When I first started working in a SOC, I was lost. I had just left university, no real world IT experience, looking at tonnes of alerts and nearly everyone including my manager left the company within 8 weeks of me joining. At one point I was the second most senior person on shift at a company with over 100,000 users and I didn’t even know what a PCAP is. Then a new guy joined, a cyber security wizard. He became a mentor without knowing. He was sharing everything he knew without hesitation. He explained things , challenged me on alerts, gave me great training material and generally taught me how to be a good team player in a SOC when alerts are flying in left right centre, there’s pressure and you still need to be a nice person at work and home. (Top Tip, get some IT experience before switching to Cyber Security.
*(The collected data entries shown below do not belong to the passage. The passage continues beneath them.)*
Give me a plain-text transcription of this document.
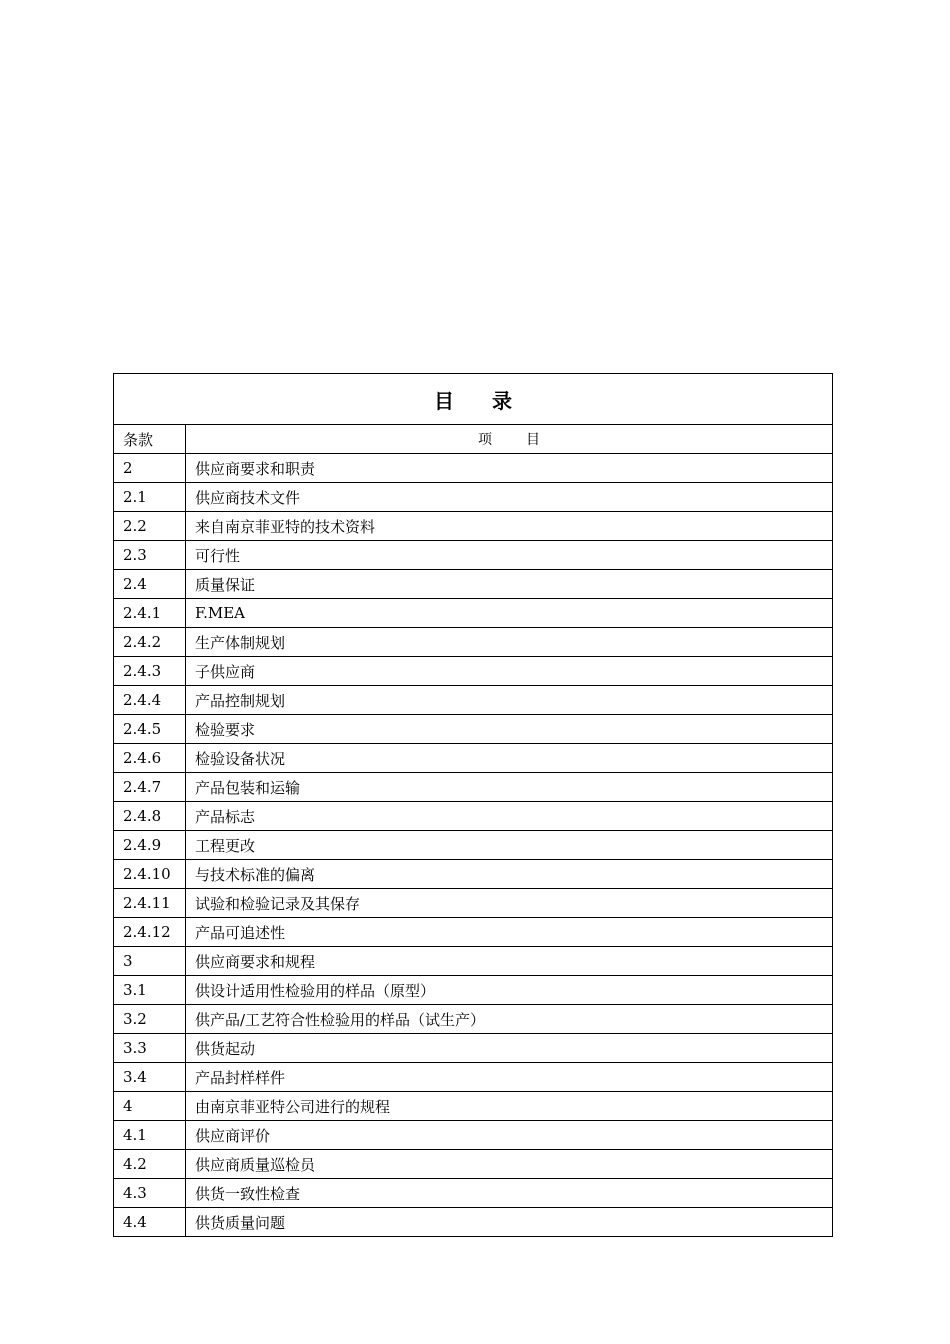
目 录	
条款	项 目
2	供应商要求和职责
2.1	供应商技术文件
2.2	来自南京菲亚特的技术资料
2.3	可行性
2.4	质量保证
2.4.1	F.MEA
2.4.2	生产体制规划
2.4.3	子供应商
2.4.4	产品控制规划
2.4.5	检验要求
2.4.6	检验设备状况
2.4.7	产品包装和运输
2.4.8	产品标志
2.4.9	工程更改
2.4.10	与技术标准的偏离
2.4.11	试验和检验记录及其保存
2.4.12	产品可追述性
3	供应商要求和规程
3.1	供设计适用性检验用的样品（原型）
3.2	供产品/工艺符合性检验用的样品（试生产）
3.3	供货起动
3.4	产品封样样件
4	由南京菲亚特公司进行的规程
4.1	供应商评价
4.2	供应商质量巡检员
4.3	供货一致性检查
4.4	供货质量问题
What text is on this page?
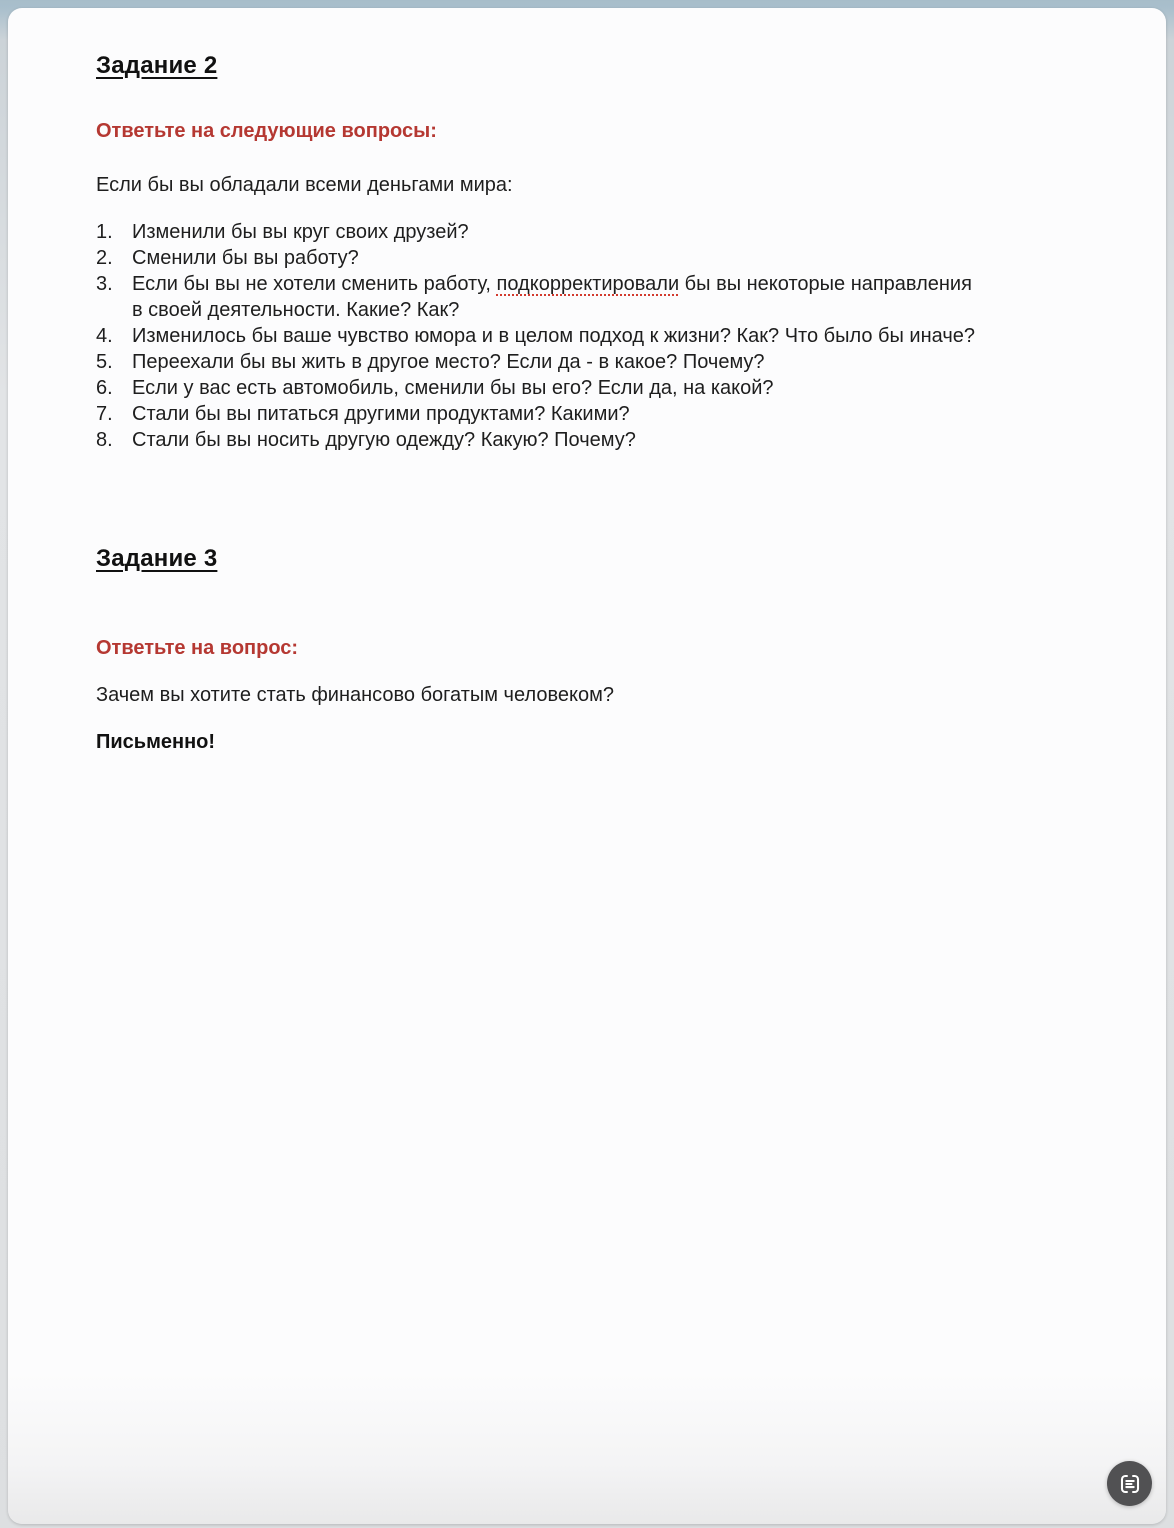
Задание 2

Ответьте на следующие вопросы:

Если бы вы обладали всеми деньгами мира:

1. Изменили бы вы круг своих друзей?
2. Сменили бы вы работу?
3. Если бы вы не хотели сменить работу, подкорректировали бы вы некоторые направления в своей деятельности. Какие? Как?
4. Изменилось бы ваше чувство юмора и в целом подход к жизни? Как? Что было бы иначе?
5. Переехали бы вы жить в другое место? Если да - в какое? Почему?
6. Если у вас есть автомобиль, сменили бы вы его? Если да, на какой?
7. Стали бы вы питаться другими продуктами? Какими?
8. Стали бы вы носить другую одежду? Какую? Почему?
Задание 3

Ответьте на вопрос:

Зачем вы хотите стать финансово богатым человеком?

Письменно!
Help Desk is an amazing school.) Cyber Security is a team sport. You need to rely on your team mates and vice versa to get through the day. There is just too much to learn and do all by yourself.

STUDYING

After you leave school you are studying for a purpose and not simply to pass an exam. Unless you are a genius, and I have worked with one, you need to put in the work. One trick that works well for me, if I read a book from cover to cover and all the exercises, I generally can solve problems about the topic, that includes passing the exam. Of course, doing trumps book study so get hands on with issues. When I passed the CCNA exam a few years ago, I read the two Cisco Press books on CCNA by Wendel Odom cover to cover and I did all the labs. Nothing else. Some may argue the CCNA is easy. Good for you. It’s not a walk in the park. When I do SANS exams, I read all the material, do all the labs and make the index. Nothing else. Then I apply what I have learnt to my work problems. Again, studying in my opinion is a skill of focus and determination. I am currently reading The Web Application Hacker’s Handbook, 2nd edition, to help me with my work on AppSec. I’ve been told this is old but gold.

There are probably more I think of later. Will update this blog when I do.